DMZ Gateway Tab - Configuring Perimeter Network Security
If you have installed the DMZ Gateway module, you must configure the EFT connection to DMZ Gateway. You can enable DMZ Gateway when you create the Site or enable it later in the EFT administration interface. In the Site Setup wizard for both standard and high security-enabled Sites, EFT displays the Perimeter Security configuration page that asks whether you will be using DMZ Gateway, and allows you to enter the DMZ Gateway IP address and port number.

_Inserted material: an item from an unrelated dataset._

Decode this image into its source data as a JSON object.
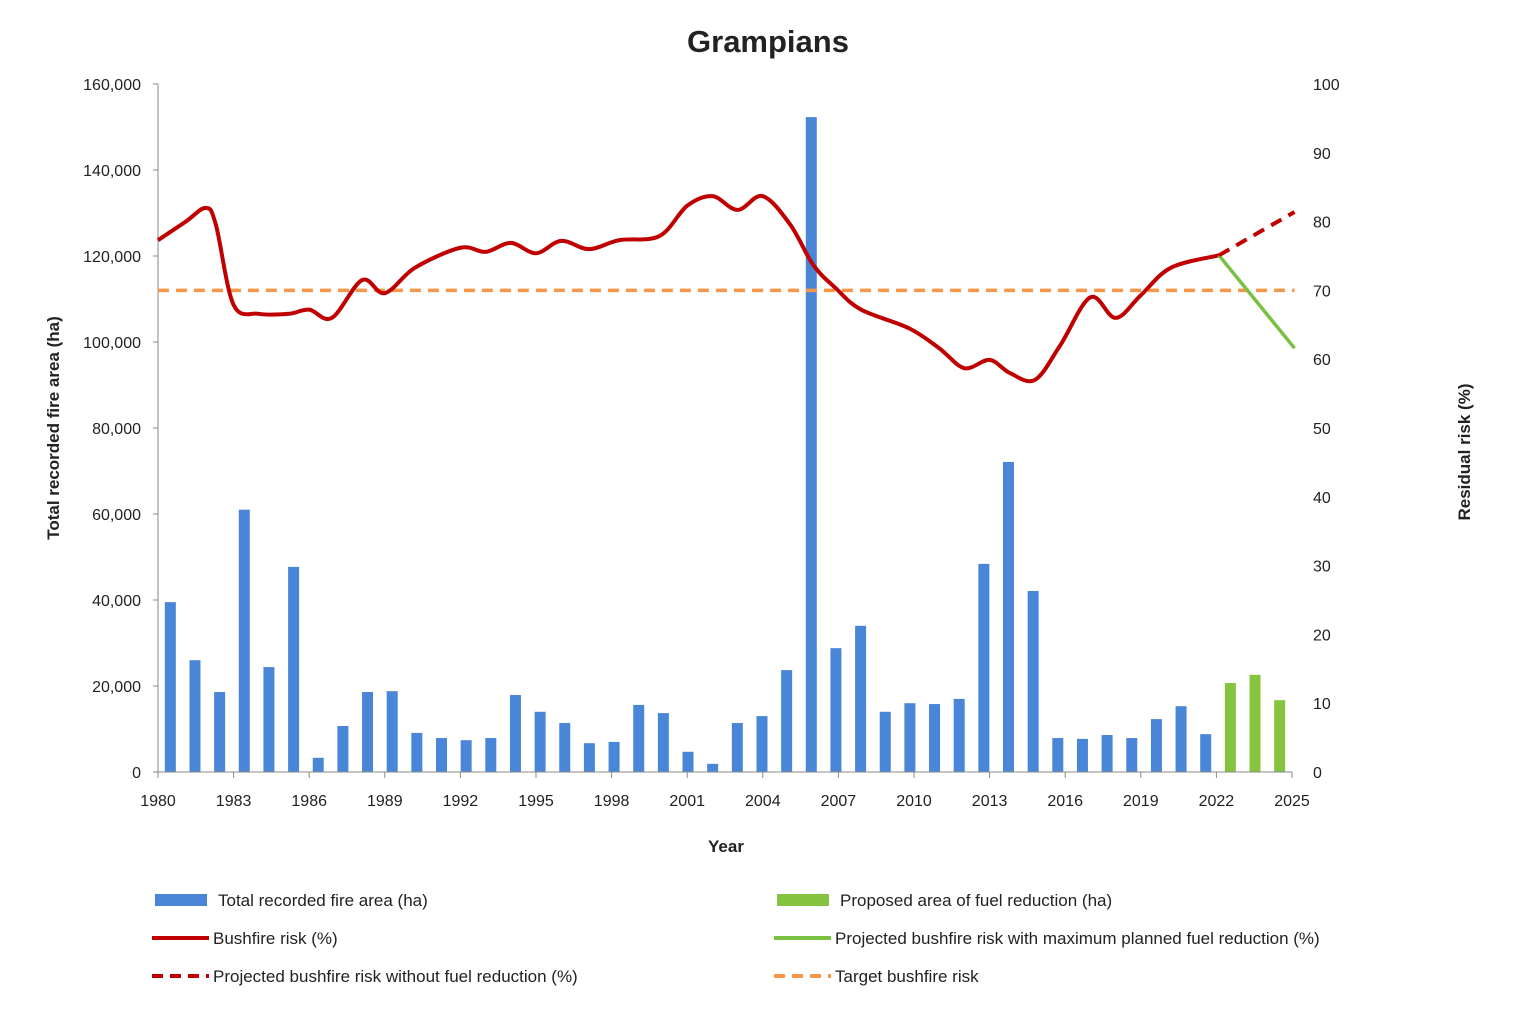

If Connect this site to EFT's DMZ Gateway is selected when you are creating a Site in the Site Setup wizard, EFT attempts to establish a socket connection to DMZ Gateway when you click Next.
-
If the socket connection fails, a message appears in which you are allowed to provide the DMZ Gateway information again or disable DMZ Gateway and continue without it. (You can attempt to configure it again later.)
-
If the socket connection is successful, EFT applies the settings and continues with Site setup.

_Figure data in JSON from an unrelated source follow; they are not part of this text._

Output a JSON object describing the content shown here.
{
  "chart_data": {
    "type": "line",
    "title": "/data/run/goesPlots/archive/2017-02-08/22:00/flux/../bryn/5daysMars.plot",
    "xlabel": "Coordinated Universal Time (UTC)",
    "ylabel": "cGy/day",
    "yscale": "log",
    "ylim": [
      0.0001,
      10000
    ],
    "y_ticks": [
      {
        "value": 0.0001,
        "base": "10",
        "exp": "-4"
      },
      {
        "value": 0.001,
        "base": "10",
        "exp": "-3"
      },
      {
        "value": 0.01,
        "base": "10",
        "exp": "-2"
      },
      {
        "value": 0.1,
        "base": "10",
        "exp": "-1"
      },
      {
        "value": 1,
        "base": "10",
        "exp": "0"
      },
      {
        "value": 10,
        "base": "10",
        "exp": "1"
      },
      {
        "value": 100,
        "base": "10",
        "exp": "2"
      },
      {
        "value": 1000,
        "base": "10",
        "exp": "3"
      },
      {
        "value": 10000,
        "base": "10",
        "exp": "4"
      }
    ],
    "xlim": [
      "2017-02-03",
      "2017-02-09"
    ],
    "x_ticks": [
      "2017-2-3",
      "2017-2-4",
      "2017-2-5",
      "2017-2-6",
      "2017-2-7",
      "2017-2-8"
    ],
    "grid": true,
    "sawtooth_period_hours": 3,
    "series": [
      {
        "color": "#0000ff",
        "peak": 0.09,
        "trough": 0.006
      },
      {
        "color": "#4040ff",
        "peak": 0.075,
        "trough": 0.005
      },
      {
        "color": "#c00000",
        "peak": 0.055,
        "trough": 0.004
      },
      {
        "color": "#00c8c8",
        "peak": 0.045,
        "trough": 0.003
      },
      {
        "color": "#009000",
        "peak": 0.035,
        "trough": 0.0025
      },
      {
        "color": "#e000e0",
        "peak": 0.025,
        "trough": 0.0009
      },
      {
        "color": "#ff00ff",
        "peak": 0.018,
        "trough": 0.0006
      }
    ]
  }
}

To enable DMZ Gateway in EFT
-
In the EFT administration interface, connect to EFT and click the Server tab.
-
Click the node of the Site you want to connect with the DMZ Gateway, and then click the Gateway node.
-
In the right pane, the DMZ Gateway tab appears.
-
Select the Enable the DMZ Gateway as a proxy check box.
-
Specify the IP address and the port number of the DMZ Gateway to which you are connecting. The default port is 44500. The connection will be refused if the port is being used by another DMZ Gateway/Site or if the IP address is on the IP address ban list.)
-
Select the Secure (TLS) Peer Notification Channel (PNC) check box. (Refer to DMZ Gateway Secure PNC for more information.)
-
In the Protocols area, select the check boxes for the protocols and the external listening ports that DMZ Gateway will use. This is a separate configuration from the ports that EFT uses. For example, you could use port 21 for FTP traffic for EFT, but port 14421 for FTP traffic through the DMZ Gateway.
-
If you are using DMZ Gateway with a PASV mode IP address, click PASV settings. The Firewall/NAT Routing dialog box appears.
-
Select the Assign PASV mode IP address check box, then specify the IP address and port range.
-
Click OK.
-
-
Click Apply to save the changes on EFT.
-
Establish a new connection with EFT by stopping and restarting connected Sites.
-
On the Server tab, click the Site node.
-
In the right pane, click the General tab.
-
Click Stop. The Site Status area displays "Stopped" with a red ball icon.
-
Click Start. The Site Status area displays "Running" with a green ball icon.
-
Acceleration
Refer to the knowledgebase article "EFT Accelerate Module" for information about configuring the Accelerated transfers on the DMZ Gateway tab.